Slovak politician Miroslav Lajcak gets honorary doctorate from Mostar University

NEWS 12.09.2019 17:33
Source: N1

As long as there is no new government in Bosnia and no dialogue between political leaders, there will be no progress on the country’s path to EU membership, the Slovak Foreign Affairs Minister and former top international official in Bosnia said on Monday as he received an Honorary doctorate from the University of Mostar.

Former President of the UN General Assembly Miroslav Lajcak served as the High Representative – the international official overseeing the civilian implementation of the 1995 Dayton Peace Agreement – in Bosnia between 2007 and 2009.

He was awarded an honorary doctorate for his efforts in bringing Bosnia closer to the EU.
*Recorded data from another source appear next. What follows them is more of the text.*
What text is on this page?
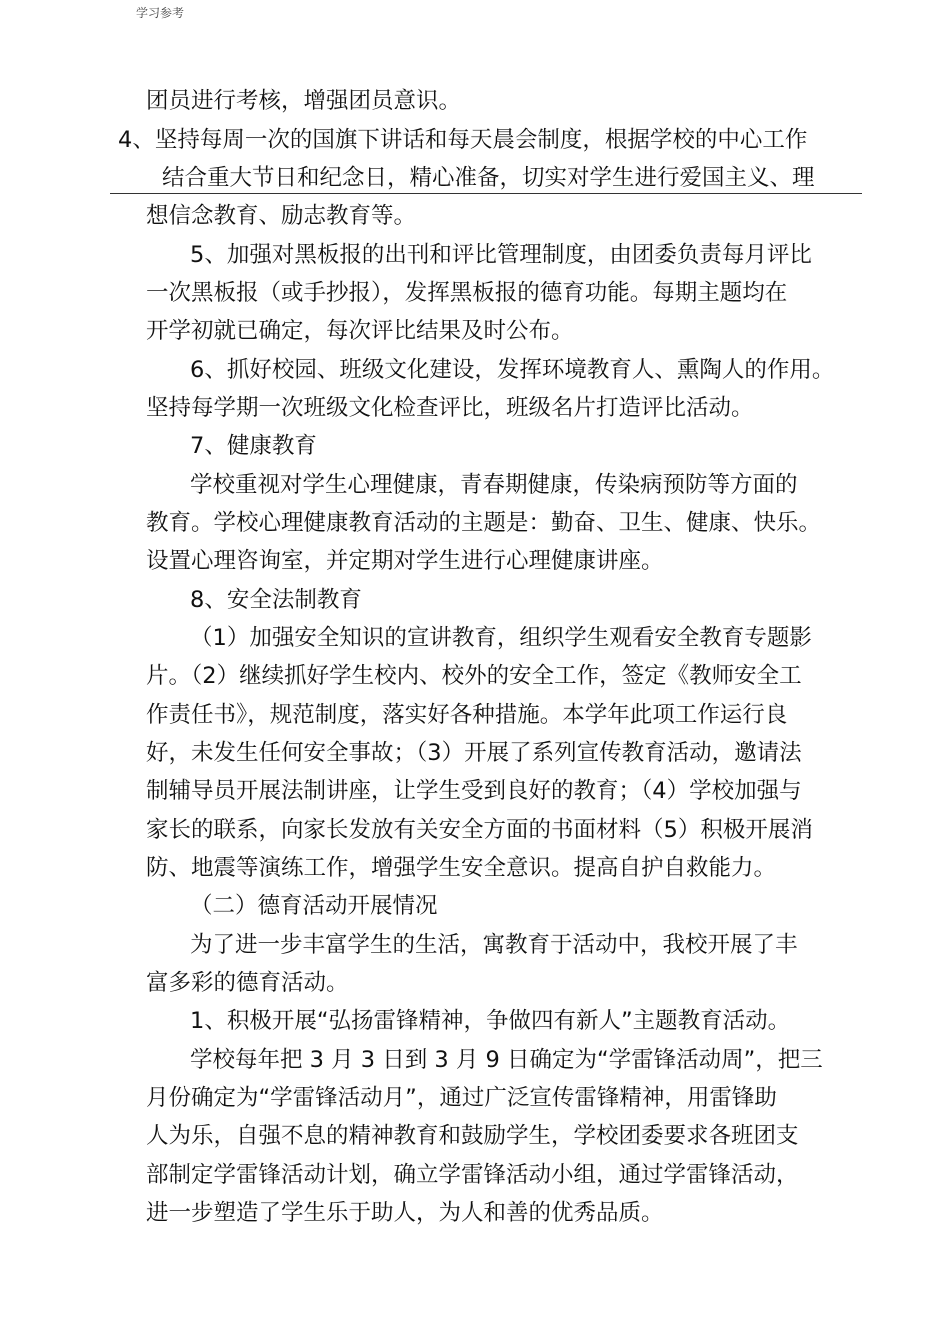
学习参考

团员进行考核，增强团员意识。

4、坚持每周一次的国旗下讲话和每天晨会制度，根据学校的中心工作

结合重大节日和纪念日，精心准备，切实对学生进行爱国主义、理

想信念教育、励志教育等。

5、加强对黑板报的出刊和评比管理制度，由团委负责每月评比

一次黑板报（或手抄报），发挥黑板报的德育功能。每期主题均在

开学初就已确定，每次评比结果及时公布。

6、抓好校园、班级文化建设，发挥环境教育人、熏陶人的作用。

坚持每学期一次班级文化检查评比，班级名片打造评比活动。

7、健康教育

学校重视对学生心理健康，青春期健康，传染病预防等方面的

教育。学校心理健康教育活动的主题是：勤奋、卫生、健康、快乐。

设置心理咨询室，并定期对学生进行心理健康讲座。

8、安全法制教育

（1）加强安全知识的宣讲教育，组织学生观看安全教育专题影

片。（2）继续抓好学生校内、校外的安全工作，签定《教师安全工

作责任书》，规范制度，落实好各种措施。本学年此项工作运行良

好，未发生任何安全事故；（3）开展了系列宣传教育活动，邀请法

制辅导员开展法制讲座，让学生受到良好的教育；（4）学校加强与

家长的联系，向家长发放有关安全方面的书面材料（5）积极开展消

防、地震等演练工作，增强学生安全意识。提高自护自救能力。

（二）德育活动开展情况

为了进一步丰富学生的生活，寓教育于活动中，我校开展了丰

富多彩的德育活动。

1、积极开展“弘扬雷锋精神，争做四有新人”主题教育活动。

学校每年把 3 月 3 日到 3 月 9 日确定为“学雷锋活动周”，把三

月份确定为“学雷锋活动月”，通过广泛宣传雷锋精神，用雷锋助

人为乐，自强不息的精神教育和鼓励学生，学校团委要求各班团支

部制定学雷锋活动计划，确立学雷锋活动小组，通过学雷锋活动，

进一步塑造了学生乐于助人，为人和善的优秀品质。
Lajcak met with the leader of the Croat Democratic Union (HDZ BiH) and President of Croat National Assembly (HNS), an organisation made up of Bosnian Croat parties, Dragan Covic, in Mostar.

The Slovak politician said that the European Union must be more “active, visible and present” in this region, adding that it is no secret that the issue of enlargement is “currently not very popular.”

He said the Union is trying to solve other problems such as “the issues of Brexit and Turkey,” and only then can it tend to enlargement.

But he added that he thinks it is a mistake that those two processes are not being dealt with at the same time as “we don’t have the luxury to keep this region waiting another five years until we resolve our issues.”

Lajcak expressed hope that the European Commission will begin working more on enlargement.

“It is very important that the new Commission clearly shows that it will enter that process seriously as the outgoing Commission could have done a better job when it comes to enlargement, especially during the first half of its mandate. I don’t want us to lose time again,” he said.

Lajcak also spoke about the political crisis in Bosnia which resulted in the country not having a new government nearly a year after the election.

“While there is no government, there is no dialogue, while there is no dialogue, there is no progress and no European path,” he said.

He argued that the situation which emerged is “more an issue of symbolism than of essence,” arguing that the process of forming the government should not be seen as “a win by some or a loss by others.”

“Everyone gains from the government being formed,” he said, adding that he thinks Croat leader Covic can help with that.

Covic stressed the importance of forming the government as well, saying that representatives of Bosnian Croats are exclusively committed to the EU and NATO, as well as cooperation and stabilisation of relations in the process of reaching a compromise for all issues important for the country.